Heftig diskutiert wurde die Frage, ab wann die Schlussrate tatsächlich fällig ist. Ob damit gemeint ist, dass tatsächlich eine vollständige Fertigstellung (mit Beseitigung aller Mängel) vorliegen muss und ob sich diese Auslegung aus der Entscheidung des BGH v. 27.10.2011 (BGH VII ZR 84/09) ableiten lässt.
Nach Auffassung von Herrn Retzlaff spricht hingegen viel dafür, dass die Schlussrate mit Abnahmereife fällig wird und der Erwerber im Gegenzug Zurückbehaltungsrechte nach § 641 Abs. 3 BGB in Bezug auf Mängel am Gemeinschaftseigentum entsprechend seinem Miteigentumsanteil geltend machen kann.

STREITWERT

Kurz noch einige Ausführungen zum Streitwert. Das Kammergericht folgt hier der neueren Rechtsprechung, wonach im Zusammenhang mit der Eigentumsumschreibung im Grundbuch in der Regel nur der offene und meist wegen Mängeln streitige Kaufpreisanteil den Streitwert ausmachen soll (KG v. 14.08.2018, 21 W 5/18). Anders verhält es sich, wenn über die Rückabwicklung oder die Wirksamkeit eines Rücktritts gestritten wird (KG v. 19.06.2019, 21 U 116/18).

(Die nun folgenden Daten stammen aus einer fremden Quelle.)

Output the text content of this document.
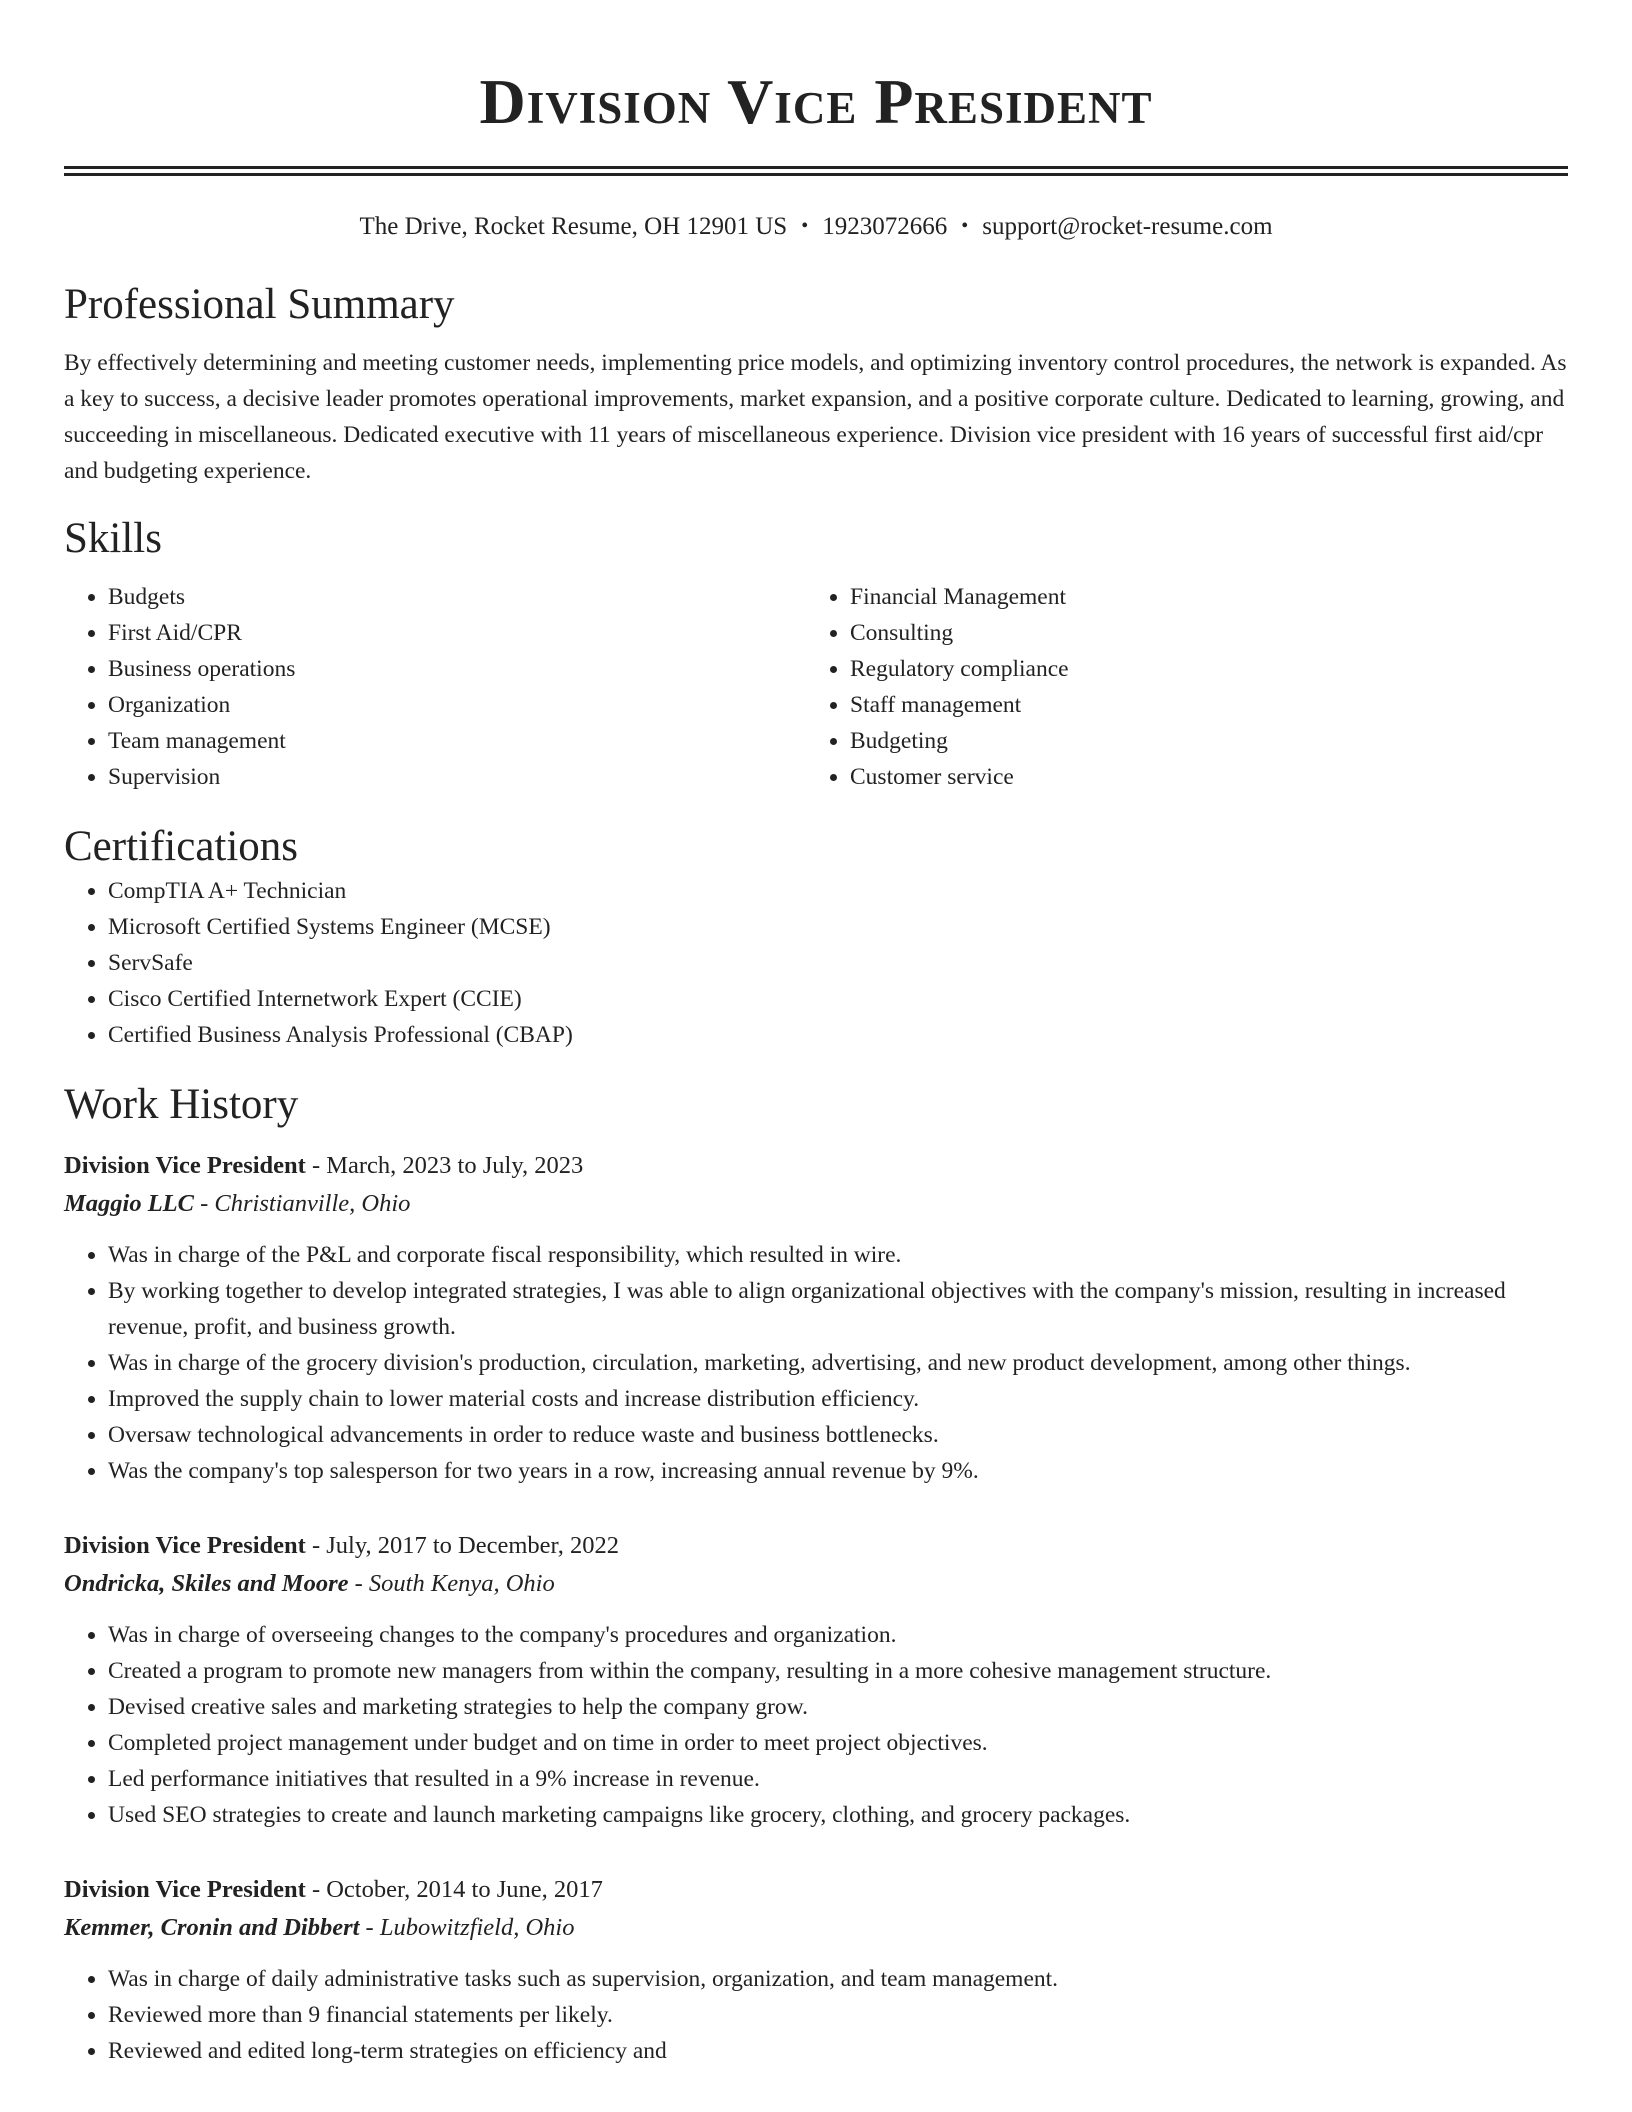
Division Vice President
The Drive, Rocket Resume, OH 12901 US • 1923072666 • support@rocket-resume.com
Professional Summary

By effectively determining and meeting customer needs, implementing price models, and optimizing inventory control procedures, the network is expanded. As a key to success, a decisive leader promotes operational improvements, market expansion, and a positive corporate culture. Dedicated to learning, growing, and succeeding in miscellaneous. Dedicated executive with 11 years of miscellaneous experience. Division vice president with 16 years of successful first aid/cpr and budgeting experience.

Skills
• Budgets
• First Aid/CPR
• Business operations
• Organization
• Team management
• Supervision
• Financial Management
• Consulting
• Regulatory compliance
• Staff management
• Budgeting
• Customer service
Certifications
• CompTIA A+ Technician
• Microsoft Certified Systems Engineer (MCSE)
• ServSafe
• Cisco Certified Internetwork Expert (CCIE)
• Certified Business Analysis Professional (CBAP)
Work History
Division Vice President - March, 2023 to July, 2023
Maggio LLC - Christianville, Ohio
• Was in charge of the P&L and corporate fiscal responsibility, which resulted in wire.
• By working together to develop integrated strategies, I was able to align organizational objectives with the company's mission, resulting in increased revenue, profit, and business growth.
• Was in charge of the grocery division's production, circulation, marketing, advertising, and new product development, among other things.
• Improved the supply chain to lower material costs and increase distribution efficiency.
• Oversaw technological advancements in order to reduce waste and business bottlenecks.
• Was the company's top salesperson for two years in a row, increasing annual revenue by 9%.
Division Vice President - July, 2017 to December, 2022
Ondricka, Skiles and Moore - South Kenya, Ohio
• Was in charge of overseeing changes to the company's procedures and organization.
• Created a program to promote new managers from within the company, resulting in a more cohesive management structure.
• Devised creative sales and marketing strategies to help the company grow.
• Completed project management under budget and on time in order to meet project objectives.
• Led performance initiatives that resulted in a 9% increase in revenue.
• Used SEO strategies to create and launch marketing campaigns like grocery, clothing, and grocery packages.
Division Vice President - October, 2014 to June, 2017
Kemmer, Cronin and Dibbert - Lubowitzfield, Ohio
• Was in charge of daily administrative tasks such as supervision, organization, and team management.
• Reviewed more than 9 financial statements per likely.
• Reviewed and edited long-term strategies on efficiency and
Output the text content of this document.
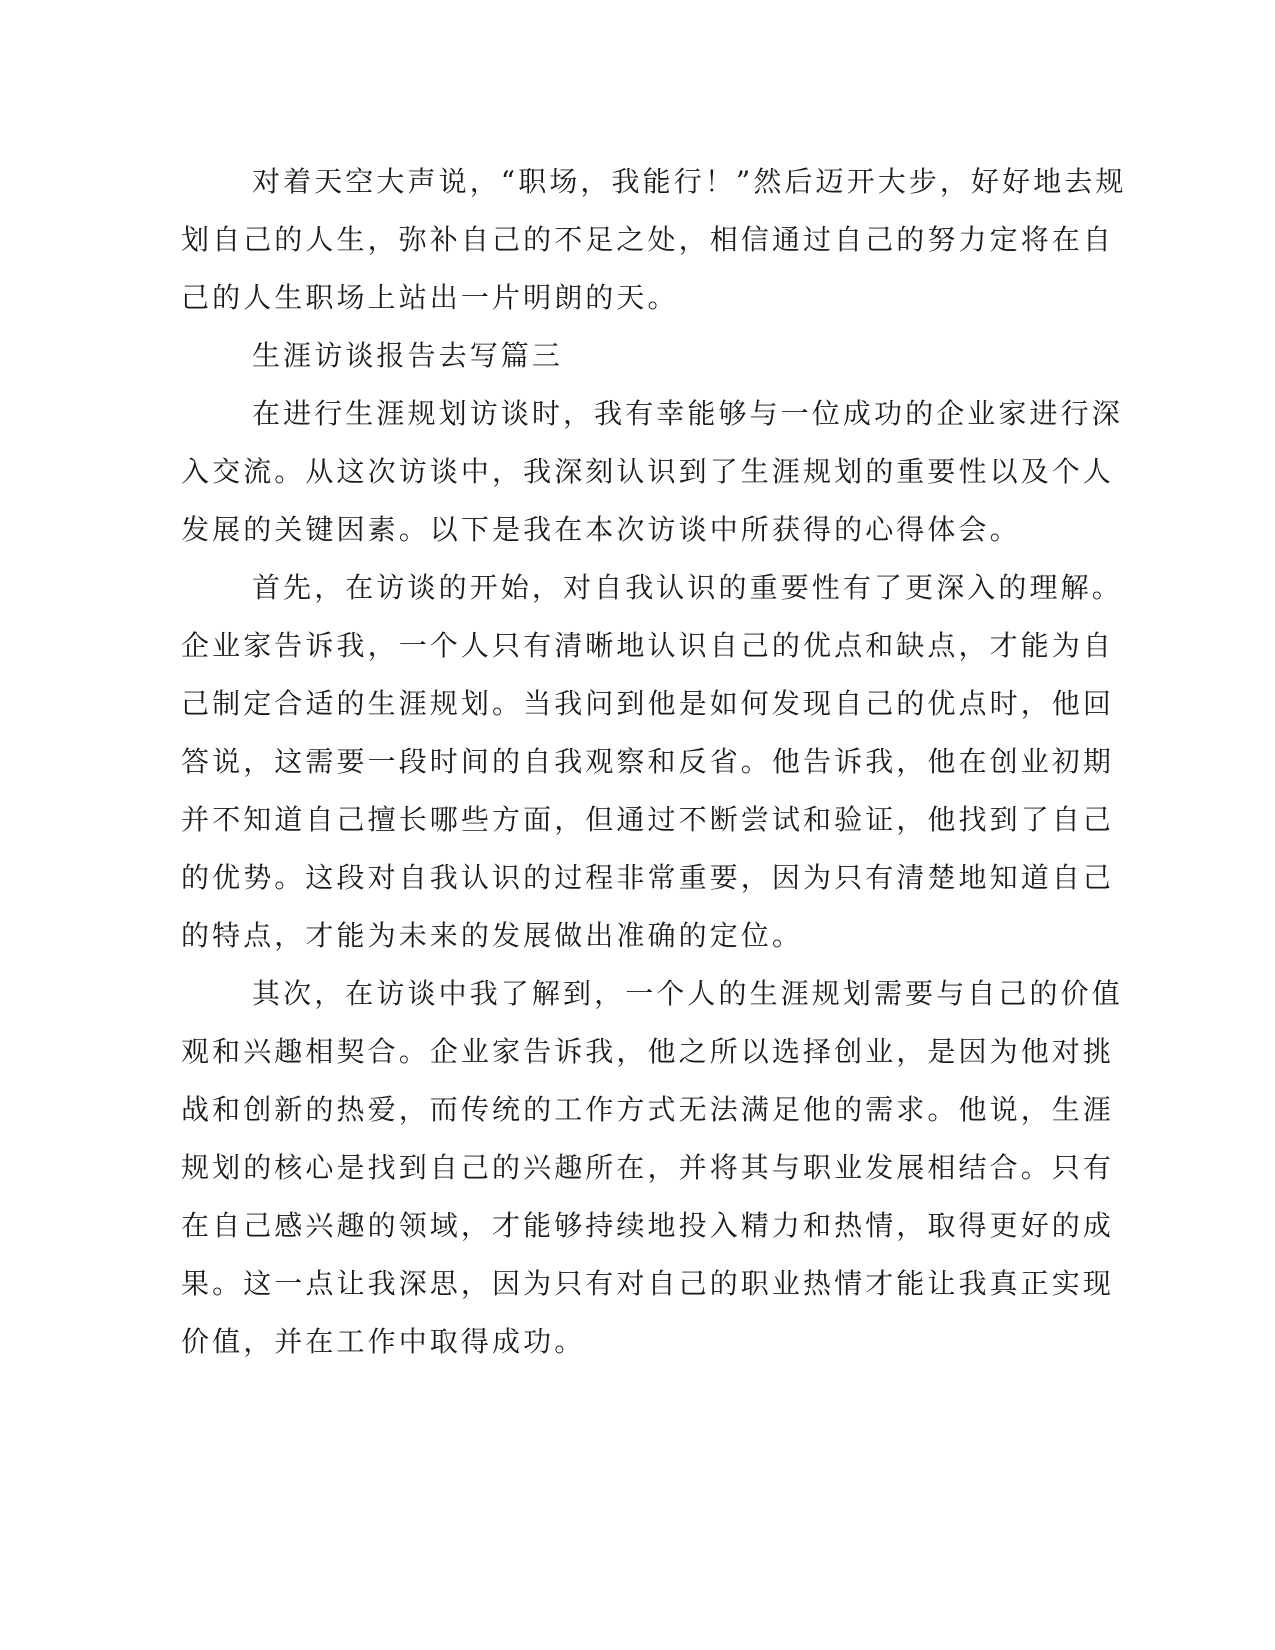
对着天空大声说，“职场，我能行！”然后迈开大步，好好地去规
划自己的人生，弥补自己的不足之处，相信通过自己的努力定将在自
己的人生职场上站出一片明朗的天。
生涯访谈报告去写篇三
在进行生涯规划访谈时，我有幸能够与一位成功的企业家进行深
入交流。从这次访谈中，我深刻认识到了生涯规划的重要性以及个人
发展的关键因素。以下是我在本次访谈中所获得的心得体会。
首先，在访谈的开始，对自我认识的重要性有了更深入的理解。
企业家告诉我，一个人只有清晰地认识自己的优点和缺点，才能为自
己制定合适的生涯规划。当我问到他是如何发现自己的优点时，他回
答说，这需要一段时间的自我观察和反省。他告诉我，他在创业初期
并不知道自己擅长哪些方面，但通过不断尝试和验证，他找到了自己
的优势。这段对自我认识的过程非常重要，因为只有清楚地知道自己
的特点，才能为未来的发展做出准确的定位。
其次，在访谈中我了解到，一个人的生涯规划需要与自己的价值
观和兴趣相契合。企业家告诉我，他之所以选择创业，是因为他对挑
战和创新的热爱，而传统的工作方式无法满足他的需求。他说，生涯
规划的核心是找到自己的兴趣所在，并将其与职业发展相结合。只有
在自己感兴趣的领域，才能够持续地投入精力和热情，取得更好的成
果。这一点让我深思，因为只有对自己的职业热情才能让我真正实现
价值，并在工作中取得成功。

Insgesamt eine kurzweilige und lehrreiche Veranstaltung. Die Veranstaltungen des Berliner Anwaltsvereins mit Richterinnen und Richtern des Kammergerichts kann man den Kolleginnen und Kollegen nur immer wieder empfehlen. Näher an der aktuellen Rechtsprechung kann man in Berlin kaum sein.